A Paris on était de plus en plus mécontent. Le refus de livrer Le Bœuf avait fini par exaspérer. Kératry demanda à la Chambre qu’il fût appelé devant une Commission d’enquête. « Le maréchal Le Bœuf est devant l’ennemi ! il faut l’y laisser, » s’écria Chevandier. La proposition fut écartée, mais l’animosité contre le maréchal n’en fut que plus vive. A la suggestion de l’Impératrice, Conti, le chef du cabinet de l’Empereur, lui télégraphia : « Il est prudent de ne pas résister davantage aux exigences même injustes de l’opinion (12 août). » Palikao de son côté recourut à des procédés inconnus jusque-là vis-à-vis de l’Empereur : il lui accorda deux heures pour que la démission fût envoyée ; sinon. Le Bœuf serait destitué. Alors enfin l’Empereur s’exécute (12 août) et l’Impératrice le remercie : « Vous avez fait une bonne chose ; je vous embrasse bien tendrement et je vous remercie de ce grand sacrifice que vous avez fait. » Cette joie fait mal.

L’Empereur, inébranlable jusqu’au bout à ne pas attribuer à son major général une responsabilité qui était la sienne, se sacrifia lui-même après avoir sacrifié Le Bœuf. Du reste, il n’était pas libre de ne pas le faire.

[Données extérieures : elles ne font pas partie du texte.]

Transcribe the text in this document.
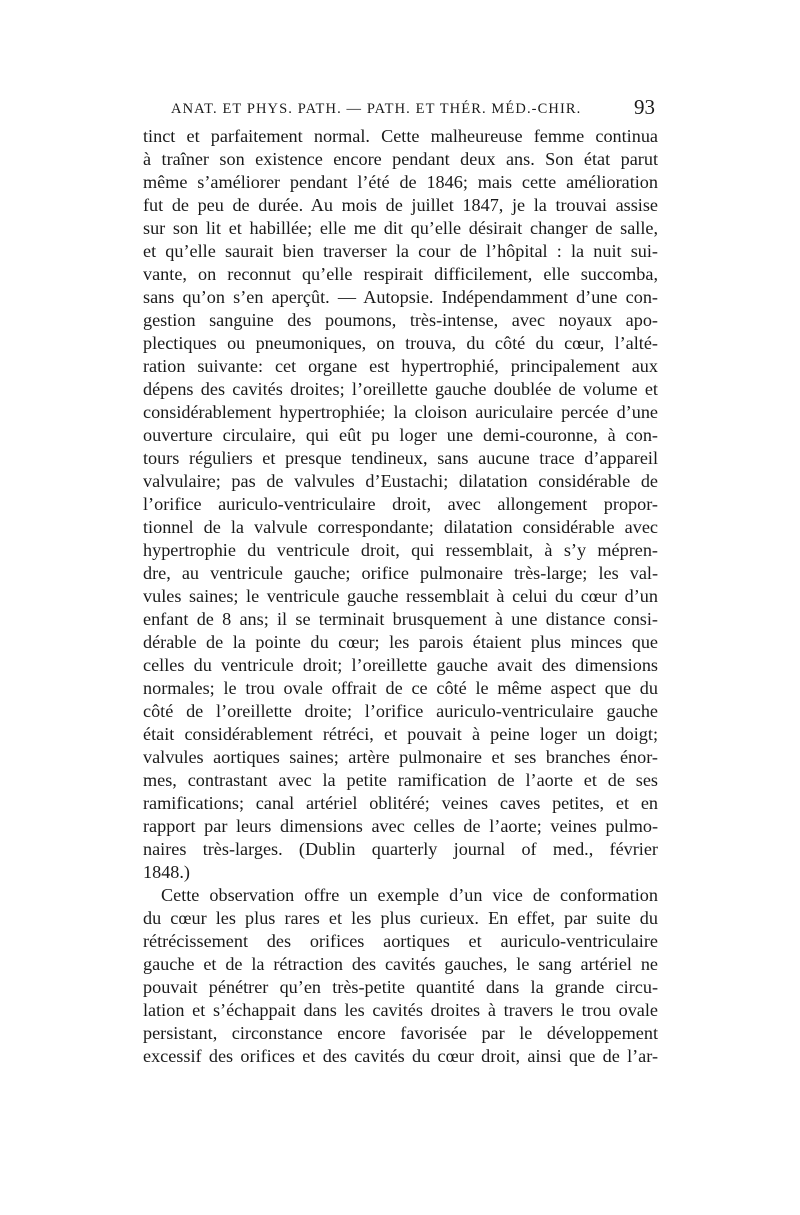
ANAT. ET PHYS. PATH. — PATH. ET THÉR. MÉD.-CHIR.	93
tinct et parfaitement normal. Cette malheureuse femme continua
à traîner son existence encore pendant deux ans. Son état parut
même s’améliorer pendant l’été de 1846; mais cette amélioration
fut de peu de durée. Au mois de juillet 1847, je la trouvai assise
sur son lit et habillée; elle me dit qu’elle désirait changer de salle,
et qu’elle saurait bien traverser la cour de l’hôpital : la nuit sui-
vante, on reconnut qu’elle respirait difficilement, elle succomba,
sans qu’on s’en aperçût. — Autopsie. Indépendamment d’une con-
gestion sanguine des poumons, très-intense, avec noyaux apo-
plectiques ou pneumoniques, on trouva, du côté du cœur, l’alté-
ration suivante: cet organe est hypertrophié, principalement aux
dépens des cavités droites; l’oreillette gauche doublée de volume et
considérablement hypertrophiée; la cloison auriculaire percée d’une
ouverture circulaire, qui eût pu loger une demi-couronne, à con-
tours réguliers et presque tendineux, sans aucune trace d’appareil
valvulaire; pas de valvules d’Eustachi; dilatation considérable de
l’orifice auriculo-ventriculaire droit, avec allongement propor-
tionnel de la valvule correspondante; dilatation considérable avec
hypertrophie du ventricule droit, qui ressemblait, à s’y mépren-
dre, au ventricule gauche; orifice pulmonaire très-large; les val-
vules saines; le ventricule gauche ressemblait à celui du cœur d’un
enfant de 8 ans; il se terminait brusquement à une distance consi-
dérable de la pointe du cœur; les parois étaient plus minces que
celles du ventricule droit; l’oreillette gauche avait des dimensions
normales; le trou ovale offrait de ce côté le même aspect que du
côté de l’oreillette droite; l’orifice auriculo-ventriculaire gauche
était considérablement rétréci, et pouvait à peine loger un doigt;
valvules aortiques saines; artère pulmonaire et ses branches énor-
mes, contrastant avec la petite ramification de l’aorte et de ses
ramifications; canal artériel oblitéré; veines caves petites, et en
rapport par leurs dimensions avec celles de l’aorte; veines pulmo-
naires très-larges. (Dublin quarterly journal of med., février
1848.)
Cette observation offre un exemple d’un vice de conformation
du cœur les plus rares et les plus curieux. En effet, par suite du
rétrécissement des orifices aortiques et auriculo-ventriculaire
gauche et de la rétraction des cavités gauches, le sang artériel ne
pouvait pénétrer qu’en très-petite quantité dans la grande circu-
lation et s’échappait dans les cavités droites à travers le trou ovale
persistant, circonstance encore favorisée par le développement
excessif des orifices et des cavités du cœur droit, ainsi que de l’ar-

A Paris, des politiciens déloyaux ou mal instruits pouvaient attribuer à Le Bœuf les tergiversations, les contre-ordres qui nous livraient sans défense à l’invasion ; mais à l’armée, où l’on voyait la réalité, personne n’incriminait Le Bœuf ; au contraire, le tolle contre l’Empereur était général.

Dans les bivouacs on exprimait ouvertement le vœu qu’il choisit un commandant en chef et qu’il quittât Metz, débarrassant les troupes de ses indécisions et de l’encombrement de sa cour. Après une visite faite au camp par un de ses officiers, l’Empereur comprit qu’il n’avait plus à s’attarder. Il appela Bazaine et, en présence du prince Napoléon, lui annonça qu’il le mettait à la tête de l’armée du Rhin. Bazaine, qui n’avait ni souhaité, ni poursuivi ce terrible commandement, refuse ; Mac Mahon et Canrobert sont ses anciens, plus aptes que lui. Canrobert est mandé ; il refuse lui aussi : « L’opinion et l’armée indiquent Bazaine ; quoique plus ancien, il se rangera bien volontiers sous ses ordres. » L’Empereur écarte le refus de Bazaine par quelques mots péremptoires : « L’opinion publique.